Незнакомка грустно покачала головой и вдруг исчезла, словно бы растворилась в утреннем, фиолетовом воздухе
Эсфирь потрясла головой, прогоняя остатки сновидения - похоже, она просто незаметно заснула, лежа на полу. Дверь по-прежнему была закрыта, в комнате, кроме нее, никого не было, низкая скамейка напротив окна стояла пустой.
- Наша царица жива? Три дня уже миновали, - раздался за дверью испуганный голос служанки.
- Если царица и сегодня не захочет есть, и откажется от прогулки, от её красоты может не остаться и следа, - услышала Эсфирь голос второй из своих девиц, которая прежде, в доме Гегая, всегда ходила перед ней с зеркалом и повторяла эту с трудом заученную фразу.
Эсфирь вышла из своего заточения, ополоснула лицо холодной водой и отправилась одеваться.

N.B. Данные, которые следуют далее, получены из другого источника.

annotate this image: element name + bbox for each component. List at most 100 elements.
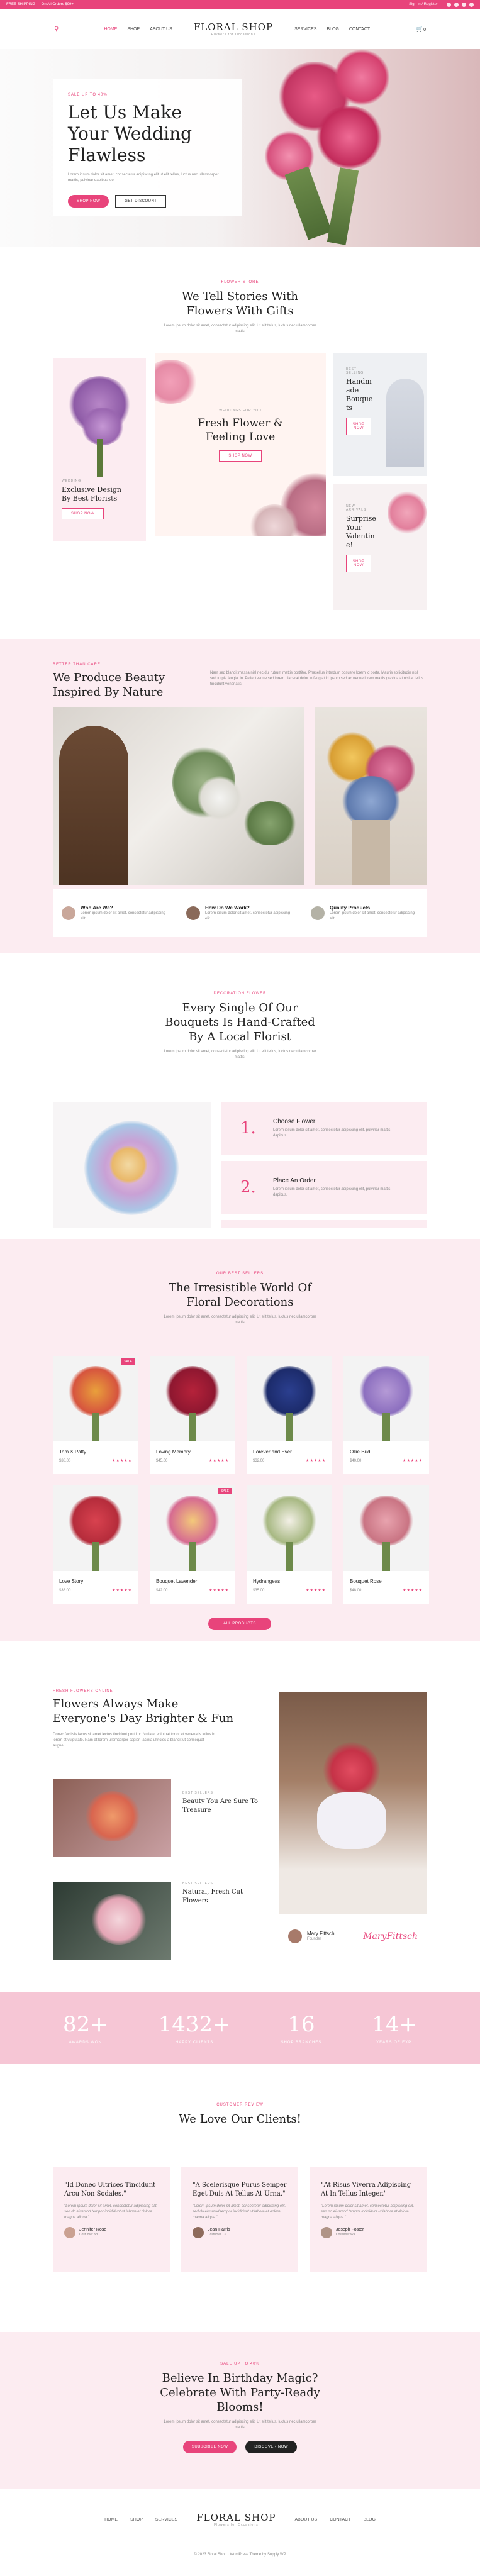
step-number: 2.: [240, 1178, 256, 1197]
feature-text: Lorem ipsum dolor sit amet, consectetur …: [330, 911, 415, 921]
testimonial-quote: "A Scelerisque Purus Semper Eget Duis At…: [193, 2182, 287, 2197]
main-nav: ⚲ HOME SHOP ABOUT US FLORAL SHOP Flowers…: [0, 9, 480, 49]
brighter-text: Donec facilisis lacus sit amet lectus ti…: [53, 1733, 215, 1748]
story-card-3-label: BEST SELLING: [346, 367, 364, 375]
beauty-image-right: [315, 707, 427, 885]
product-price: $38.00: [59, 1589, 71, 1592]
facebook-icon[interactable]: [447, 2, 451, 7]
product-name[interactable]: Tom & Patty: [59, 1449, 86, 1455]
cart-icon[interactable]: 🛒0: [416, 26, 426, 33]
product-card[interactable]: Bouquet Rose $48.00 ★★★★★: [343, 1485, 429, 1604]
hero-eyebrow: SALE UP TO 40%: [68, 93, 108, 97]
product-image[interactable]: [247, 1485, 332, 1571]
twitter-icon[interactable]: [454, 2, 459, 7]
product-image[interactable]: [343, 1485, 429, 1571]
product-image[interactable]: [343, 1356, 429, 1441]
hero-shop-button[interactable]: SHOP NOW: [68, 195, 109, 208]
story-card-1-button[interactable]: SHOP NOW: [62, 508, 104, 519]
stories-header: FLOWER STORE We Tell Stories With Flower…: [0, 280, 480, 335]
product-card[interactable]: Forever and Ever $32.00 ★★★★★: [247, 1356, 332, 1474]
footer-link-about[interactable]: ABOUT US: [294, 2518, 317, 2522]
product-card[interactable]: SALE Bouquet Lavender $42.00 ★★★★★: [150, 1485, 235, 1604]
testimonial-text: "Lorem ipsum dolor sit amet, consectetur…: [64, 2204, 158, 2219]
product-name[interactable]: Bouquet Rose: [350, 1579, 382, 1584]
product-price: $32.00: [253, 1459, 265, 1463]
step-item: 1. Choose Flower Lorem ipsum dolor sit a…: [221, 1102, 427, 1155]
nav-home[interactable]: HOME: [104, 27, 117, 31]
testimonial-text: "Lorem ipsum dolor sit amet, consectetur…: [321, 2204, 415, 2219]
nav-shop[interactable]: SHOP: [127, 27, 140, 31]
product-name[interactable]: Ollie Bud: [350, 1449, 370, 1455]
product-price: $38.00: [59, 1459, 71, 1463]
product-name[interactable]: Bouquet Lavender: [156, 1579, 197, 1584]
footer: HOME SHOP SERVICES FLORAL SHOP Flowers f…: [0, 2489, 480, 2576]
instagram-icon[interactable]: [462, 2, 466, 7]
footer-link-blog[interactable]: BLOG: [363, 2518, 375, 2522]
product-card[interactable]: Ollie Bud $40.00 ★★★★★: [343, 1356, 429, 1474]
nav-about[interactable]: ABOUT US: [150, 27, 172, 31]
product-image[interactable]: [150, 1485, 235, 1571]
footer-link-services[interactable]: SERVICES: [155, 2518, 177, 2522]
site-logo[interactable]: FLORAL SHOP Flowers for Occasions: [194, 21, 273, 36]
feature-item: Quality Products Lorem ipsum dolor sit am…: [311, 905, 418, 922]
all-products-button[interactable]: ALL PRODUCTS: [208, 1618, 271, 1630]
hero-discount-button[interactable]: GET DISCOUNT: [115, 195, 167, 208]
youtube-icon[interactable]: [469, 2, 474, 7]
product-card[interactable]: Love Story $38.00 ★★★★★: [53, 1485, 138, 1604]
testimonial-role: Costumer NY: [79, 2233, 99, 2236]
nav-contact[interactable]: CONTACT: [349, 27, 370, 31]
search-icon[interactable]: ⚲: [54, 26, 59, 33]
product-image[interactable]: [247, 1356, 332, 1441]
step-number: 1.: [240, 1119, 256, 1138]
product-card[interactable]: Hydrangeas $35.00 ★★★★★: [247, 1485, 332, 1604]
stat-label: AWARDS WON: [69, 2041, 102, 2045]
story-card-1: WEDDING Exclusive Design By Best Florist…: [53, 358, 146, 541]
stat-item: 14+ YEARS OF EXP.: [372, 2012, 417, 2045]
product-name[interactable]: Hydrangeas: [253, 1579, 280, 1584]
founder-signature: MaryFittsch: [363, 1931, 418, 1941]
rating-stars-icon: ★★★★★: [403, 1589, 423, 1592]
story-card-4-title: Surprise Your Valentin e!: [346, 514, 376, 549]
product-image[interactable]: [53, 1485, 138, 1571]
handcraft-eyebrow: DECORATION FLOWER: [213, 992, 267, 996]
nav-services[interactable]: SERVICES: [294, 27, 316, 31]
testimonial-role: Costumer TX: [208, 2233, 226, 2236]
discover-button[interactable]: DISCOVER NOW: [245, 2441, 298, 2453]
footer-link-shop[interactable]: SHOP: [130, 2518, 143, 2522]
product-price: $48.00: [350, 1589, 362, 1592]
footer-logo-subtext: Flowers for Occasions: [214, 2523, 259, 2527]
shipping-text: FREE SHIPPING — On All Orders $99+: [6, 3, 74, 6]
subscribe-button[interactable]: SUBSCRIBE NOW: [182, 2441, 237, 2453]
product-card[interactable]: Loving Memory $45.00 ★★★★★: [150, 1356, 235, 1474]
stat-value: 14+: [372, 2012, 418, 2037]
feature-avatar-icon: [311, 906, 325, 920]
story-card-3-button[interactable]: SHOP NOW: [346, 418, 371, 435]
feature-text: Lorem ipsum dolor sit amet, consectetur …: [205, 911, 291, 921]
product-name[interactable]: Forever and Ever: [253, 1449, 292, 1455]
products-text: Lorem ipsum dolor sit amet, consectetur …: [164, 1315, 316, 1324]
footer-link-home[interactable]: HOME: [104, 2518, 118, 2522]
product-image[interactable]: [150, 1356, 235, 1441]
product-card[interactable]: SALE Tom & Patty $38.00 ★★★★★: [53, 1356, 138, 1474]
testimonial-card: "At Risus Viverra Adipiscing At In Tellu…: [310, 2167, 427, 2272]
footer-logo[interactable]: FLORAL SHOP Flowers for Occasions: [196, 2512, 276, 2527]
stat-value: 16: [287, 2012, 315, 2037]
feature-title: Quality Products: [330, 904, 371, 911]
stat-label: YEARS OF EXP.: [376, 2041, 413, 2045]
footer-link-contact[interactable]: CONTACT: [330, 2518, 350, 2522]
cta-eyebrow: SALE UP TO 40%: [220, 2362, 260, 2366]
brighter-eyebrow: FRESH FLOWERS ONLINE: [53, 1689, 113, 1693]
testimonial-role: Costumer WA: [336, 2233, 355, 2236]
product-name[interactable]: Loving Memory: [156, 1449, 191, 1455]
feature-text: Lorem ipsum dolor sit amet, consectetur …: [81, 911, 166, 921]
product-name[interactable]: Love Story: [59, 1579, 83, 1584]
testimonial-name: Jennifer Rose: [79, 2228, 107, 2232]
rating-stars-icon: ★★★★★: [306, 1459, 326, 1463]
product-image[interactable]: [53, 1356, 138, 1441]
story-card-2-button[interactable]: SHOP NOW: [219, 450, 262, 462]
beauty-text: Nam sed blandit massa nisl nec dui rutru…: [210, 671, 424, 686]
story-card-4-button[interactable]: SHOP NOW: [346, 555, 371, 572]
signin-link[interactable]: Sign In / Register: [409, 3, 438, 6]
nav-blog[interactable]: BLOG: [327, 27, 338, 31]
rating-stars-icon: ★★★★★: [209, 1589, 229, 1592]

"Я должна убедиться, что это - всего лишь сон, и тогда я совсем успокоюсь, - мысленно уговаривала себя Эсфирь. - И все же никогда прежде не было у меня таких ясных сновидений, я и теперь помню каждый узор на её одежде, каждое сказанное слово..."
Когда же служанка открыла крышку тяжелого сундука с серебряными засовами, царица невольно ахнула: поверх одежды лежало белое покрывало, расшитое золотыми нитыми, в котором ночью приходила к ней незнакомка. Теперь Эсфирь нисколько не сомневалась, что это и впрямь была её мать Анна, которая услышала голос своей дочери.
Эсфирь взяла покрывало в руки и поднесла к лицу - из мягкого, белого шелка, оно, казалось, до сих пор хранило родное тепло и не было никакой другой одежды, которая...
4.
...была ей так сильно к лицу.
Ближе к полудню Эсфирь совсем успокоилась: несмотря на три дня голодания и скорби, все отметили, что сегодня она выглядела великолепнее, чем прежде. Конечно, царица немного побледнела, но зато теперь ещё заметнее обрамляли её лицо черные, блестящие волосы, и ярче казались на нем темные, лучистые глаза.